How Often Do Mortgage Rates Change? May 2011 update

One of the reasons it can be difficult annoying to shop for mortgage is because the undulating marketplace for interest rates can lead you to conflicting feedback from different providers. Banks issue loan rate pricing each morning, but often adjust mid-day when the bond market is moving one way or the other. And just as can happen in the bond markets, interest rates can get on a run up, a run down, or a choppy sideways pattern that looks like your neighbor’s kid on a pogo stick passing by the kitchen window.

 

Mortgage Rate Volatility Index 2011 May
Mortgage Volatility Index - updated for May 2011. I'll admit, this chart has become a complete psychedelic mess. Over the 5 months since I began tracking this information, the display has become a bad 70's moment. Apologies. I'll need to find a new format. If you are having 'flashbacks' DO NOT click on the chart.

Rates changed 39 times during the 21 bond trading days in May.

That can really make it a pain in the neck to figure out what the best rate is going to be when you’re in the middle of buying or refinancing a home. You call one lender first thing in the morning, email two others at lunch, one of whom doesn’t reply until the end of the day, and by the time you have all your research, you’re looking at three different ‘vintages’ of rate quote. Can a fair comparison be made?

Maybe.

But you’ll need to know first if rates have changed over the course of the day. And based on recent history, odds are you’ll be comparing apples and gooseberries. Besides, even if you can get three quotes in the same window, how do you know if today is better than tomorrow?

When it comes to mortgage quotes, the little differences can be meaningful. If you want to maximize your shopping results, you need to make sure you are comparing quotes from the same vintage, and you need to know what vintage is produced in the best climate.

Rates changed every 3.76 hours in May

In Maythere were 21 bond trading days. We received 39 rate sheets over those 21 days, or an average 1.86 rate sheets per day.
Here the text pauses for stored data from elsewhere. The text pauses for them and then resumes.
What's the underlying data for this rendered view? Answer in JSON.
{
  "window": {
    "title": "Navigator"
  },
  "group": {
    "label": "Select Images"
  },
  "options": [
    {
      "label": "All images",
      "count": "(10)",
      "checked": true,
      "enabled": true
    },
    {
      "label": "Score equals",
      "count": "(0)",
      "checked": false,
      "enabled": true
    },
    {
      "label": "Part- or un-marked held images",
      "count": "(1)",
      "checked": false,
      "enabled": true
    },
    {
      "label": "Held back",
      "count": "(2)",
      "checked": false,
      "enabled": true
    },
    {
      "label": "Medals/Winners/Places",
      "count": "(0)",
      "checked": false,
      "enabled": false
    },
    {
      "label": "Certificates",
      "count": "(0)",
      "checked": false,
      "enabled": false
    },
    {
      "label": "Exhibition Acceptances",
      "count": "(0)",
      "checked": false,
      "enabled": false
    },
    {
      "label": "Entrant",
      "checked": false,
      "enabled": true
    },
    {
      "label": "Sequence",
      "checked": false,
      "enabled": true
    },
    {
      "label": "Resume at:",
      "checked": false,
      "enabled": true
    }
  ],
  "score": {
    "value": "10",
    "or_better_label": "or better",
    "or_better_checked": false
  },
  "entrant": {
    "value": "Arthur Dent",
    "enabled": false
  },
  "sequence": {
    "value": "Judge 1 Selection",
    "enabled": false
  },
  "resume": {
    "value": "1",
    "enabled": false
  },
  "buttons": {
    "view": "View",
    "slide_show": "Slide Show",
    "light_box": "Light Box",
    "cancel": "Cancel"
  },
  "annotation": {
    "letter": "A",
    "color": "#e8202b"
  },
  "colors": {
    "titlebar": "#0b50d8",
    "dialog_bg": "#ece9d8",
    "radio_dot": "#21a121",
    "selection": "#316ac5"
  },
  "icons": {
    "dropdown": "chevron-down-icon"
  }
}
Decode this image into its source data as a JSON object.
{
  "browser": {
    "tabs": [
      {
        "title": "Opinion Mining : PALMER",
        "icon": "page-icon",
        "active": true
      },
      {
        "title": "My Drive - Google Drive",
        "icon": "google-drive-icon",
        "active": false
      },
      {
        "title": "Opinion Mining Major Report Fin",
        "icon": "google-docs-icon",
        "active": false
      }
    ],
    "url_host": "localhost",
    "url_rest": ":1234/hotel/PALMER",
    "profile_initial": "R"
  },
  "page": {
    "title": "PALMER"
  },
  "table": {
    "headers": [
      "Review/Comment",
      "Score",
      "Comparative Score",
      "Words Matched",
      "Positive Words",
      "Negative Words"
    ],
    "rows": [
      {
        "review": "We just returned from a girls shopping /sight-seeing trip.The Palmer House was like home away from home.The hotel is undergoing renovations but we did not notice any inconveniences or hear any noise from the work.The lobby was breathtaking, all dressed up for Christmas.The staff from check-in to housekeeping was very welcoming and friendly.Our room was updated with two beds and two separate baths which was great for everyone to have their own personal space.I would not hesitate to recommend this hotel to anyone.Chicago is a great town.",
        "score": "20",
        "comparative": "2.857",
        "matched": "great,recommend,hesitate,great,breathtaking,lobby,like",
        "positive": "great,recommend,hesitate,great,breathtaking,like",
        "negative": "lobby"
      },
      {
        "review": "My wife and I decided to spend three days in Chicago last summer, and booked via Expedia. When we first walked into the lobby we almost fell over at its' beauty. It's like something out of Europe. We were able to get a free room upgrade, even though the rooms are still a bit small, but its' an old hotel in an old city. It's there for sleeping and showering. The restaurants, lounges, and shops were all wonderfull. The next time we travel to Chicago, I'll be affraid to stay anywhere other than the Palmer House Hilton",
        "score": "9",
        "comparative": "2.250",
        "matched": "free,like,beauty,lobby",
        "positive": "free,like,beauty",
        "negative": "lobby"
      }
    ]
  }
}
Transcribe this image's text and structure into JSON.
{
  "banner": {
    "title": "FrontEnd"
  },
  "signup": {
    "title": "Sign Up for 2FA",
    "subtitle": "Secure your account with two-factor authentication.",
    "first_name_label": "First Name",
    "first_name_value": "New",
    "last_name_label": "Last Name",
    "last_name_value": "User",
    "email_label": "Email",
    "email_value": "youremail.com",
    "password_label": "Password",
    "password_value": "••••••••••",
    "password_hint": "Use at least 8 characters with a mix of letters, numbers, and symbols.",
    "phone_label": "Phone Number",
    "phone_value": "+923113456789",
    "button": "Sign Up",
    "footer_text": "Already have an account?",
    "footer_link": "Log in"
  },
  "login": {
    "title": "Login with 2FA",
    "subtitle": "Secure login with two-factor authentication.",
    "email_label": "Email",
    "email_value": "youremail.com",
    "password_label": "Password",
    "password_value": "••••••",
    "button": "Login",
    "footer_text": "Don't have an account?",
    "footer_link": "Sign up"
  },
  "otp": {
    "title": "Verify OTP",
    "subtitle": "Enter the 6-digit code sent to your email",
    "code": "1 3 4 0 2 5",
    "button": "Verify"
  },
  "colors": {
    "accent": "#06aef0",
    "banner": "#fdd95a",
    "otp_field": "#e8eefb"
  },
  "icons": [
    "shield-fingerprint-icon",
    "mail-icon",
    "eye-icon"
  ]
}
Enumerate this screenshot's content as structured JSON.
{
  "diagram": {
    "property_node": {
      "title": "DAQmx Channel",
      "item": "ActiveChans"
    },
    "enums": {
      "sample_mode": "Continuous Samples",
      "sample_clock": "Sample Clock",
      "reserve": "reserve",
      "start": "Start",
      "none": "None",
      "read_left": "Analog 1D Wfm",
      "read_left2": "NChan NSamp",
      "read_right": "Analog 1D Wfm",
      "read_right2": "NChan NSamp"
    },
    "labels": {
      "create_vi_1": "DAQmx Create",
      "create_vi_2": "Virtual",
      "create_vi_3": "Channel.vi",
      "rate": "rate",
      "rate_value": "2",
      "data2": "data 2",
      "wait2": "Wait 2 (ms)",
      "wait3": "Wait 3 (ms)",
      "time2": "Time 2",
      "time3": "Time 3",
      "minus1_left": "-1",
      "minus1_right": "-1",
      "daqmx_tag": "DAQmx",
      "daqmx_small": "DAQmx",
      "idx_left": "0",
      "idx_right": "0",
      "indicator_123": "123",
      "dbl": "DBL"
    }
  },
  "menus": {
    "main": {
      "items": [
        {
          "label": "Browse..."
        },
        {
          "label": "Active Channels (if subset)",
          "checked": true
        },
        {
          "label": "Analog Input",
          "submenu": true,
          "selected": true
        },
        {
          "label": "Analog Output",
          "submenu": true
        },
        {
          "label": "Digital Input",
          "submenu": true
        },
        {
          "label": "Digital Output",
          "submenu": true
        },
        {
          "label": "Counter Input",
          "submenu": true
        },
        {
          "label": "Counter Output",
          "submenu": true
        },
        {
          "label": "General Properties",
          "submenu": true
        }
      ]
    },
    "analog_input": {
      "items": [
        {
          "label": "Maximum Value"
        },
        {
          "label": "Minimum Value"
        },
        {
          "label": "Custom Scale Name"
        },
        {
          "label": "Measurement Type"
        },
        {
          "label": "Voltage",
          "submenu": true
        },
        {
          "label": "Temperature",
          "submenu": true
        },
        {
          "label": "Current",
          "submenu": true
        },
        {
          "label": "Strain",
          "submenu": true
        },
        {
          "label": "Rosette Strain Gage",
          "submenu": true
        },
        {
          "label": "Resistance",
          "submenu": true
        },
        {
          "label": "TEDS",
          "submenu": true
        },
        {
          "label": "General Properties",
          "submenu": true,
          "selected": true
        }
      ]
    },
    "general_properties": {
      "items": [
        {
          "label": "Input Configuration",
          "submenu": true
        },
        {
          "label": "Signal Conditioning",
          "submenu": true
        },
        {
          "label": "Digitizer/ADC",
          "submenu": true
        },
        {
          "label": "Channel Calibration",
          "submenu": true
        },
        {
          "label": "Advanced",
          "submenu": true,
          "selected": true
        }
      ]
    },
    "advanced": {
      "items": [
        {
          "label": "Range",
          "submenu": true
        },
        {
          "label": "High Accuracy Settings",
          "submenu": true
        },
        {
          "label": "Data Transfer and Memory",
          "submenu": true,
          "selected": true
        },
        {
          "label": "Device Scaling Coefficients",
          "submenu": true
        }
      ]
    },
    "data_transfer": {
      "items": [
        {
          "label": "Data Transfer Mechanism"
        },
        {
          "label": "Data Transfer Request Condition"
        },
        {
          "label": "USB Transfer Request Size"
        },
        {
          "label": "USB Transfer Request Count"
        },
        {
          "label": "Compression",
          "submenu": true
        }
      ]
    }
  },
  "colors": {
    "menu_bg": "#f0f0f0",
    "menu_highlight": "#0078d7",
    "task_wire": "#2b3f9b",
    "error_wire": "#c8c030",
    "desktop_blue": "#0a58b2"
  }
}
Most lenders have open lock desks for 8 hours a day. Some are open for 9, and the most aggressive lenders, often the most sensitive to bond market fluctuation, accept rate locks for about 6 or 6 1/2 hours a day. On turbulent bond market days, they often delay the first rate sheet release.

Assuming an average of 7 hours for an open lock desk, and 1.86 rate sheets per day, that means rates changed every 3.76 hours. Compared to January’s average expiration of 2.29 hours, the volatility has fallen significantly in recent months.

Intra-day Mortgage Rate Volatility Doesn’t Tell You Everything

While volatility was pretty steady month over month from April to May, the direction of rates in general was lower. Other than one brief increase, rates trended downward, steadily, all month. The conviction of the move likely had much to do with lower volatility.

Even still, with rates lasting less than 4 hours on average, it still makes it difficult to do your comparison shopping.

How to Make the Most of it

Last month, rates changed 39 times on 21 bond trading days. If a typical escrow period when you’re buying a new home is 30 days, that means you had a 1 in 39 chance to nail it on your rate lock. If you’re qualified to be applying for a mortgage, it’s a virtual certainty that you already have a full time job, so you really should rely on a professional with the time and insight to be able to monitor this for you.

If you speak to someone who suggests they can get you the perfect lock, that’s probably a bad sign. Market prediction on that level is impossible. Similarly, you shouldn’t expect to catch the market at it’s absolute low – it’s not a realistic expectation. But a professional who can explain the market context you’re transacting in, and show you which calendared events have potential to introduce risk or opportunity to your strategy, is probably more valuable as a resource than anything else when trying to maximize your rate lock.

Make sure you get your rate quotes in the same vintage. This means that any lender who isn’t quick to reply to your inquiry isn’t really helping out. Then, make sure your lender is tuned in to the economic calendar, so that you can be aware of what days are more or less likely to be volatile ones. The market gets little economic data points or events to digest just about every day. It’s important to know which ones carry greater risk at any given time, as their significance can change with the greater context of the marketplace. The last thing you want to do is leave your rate lock open when the risk is greater than the potential reward.

Working with your lender to create a lock and pricing strategy suitable for your transaction will probably shed some light on who you’re working with, and serve you far better in the long run than comparing apples and gooseberries.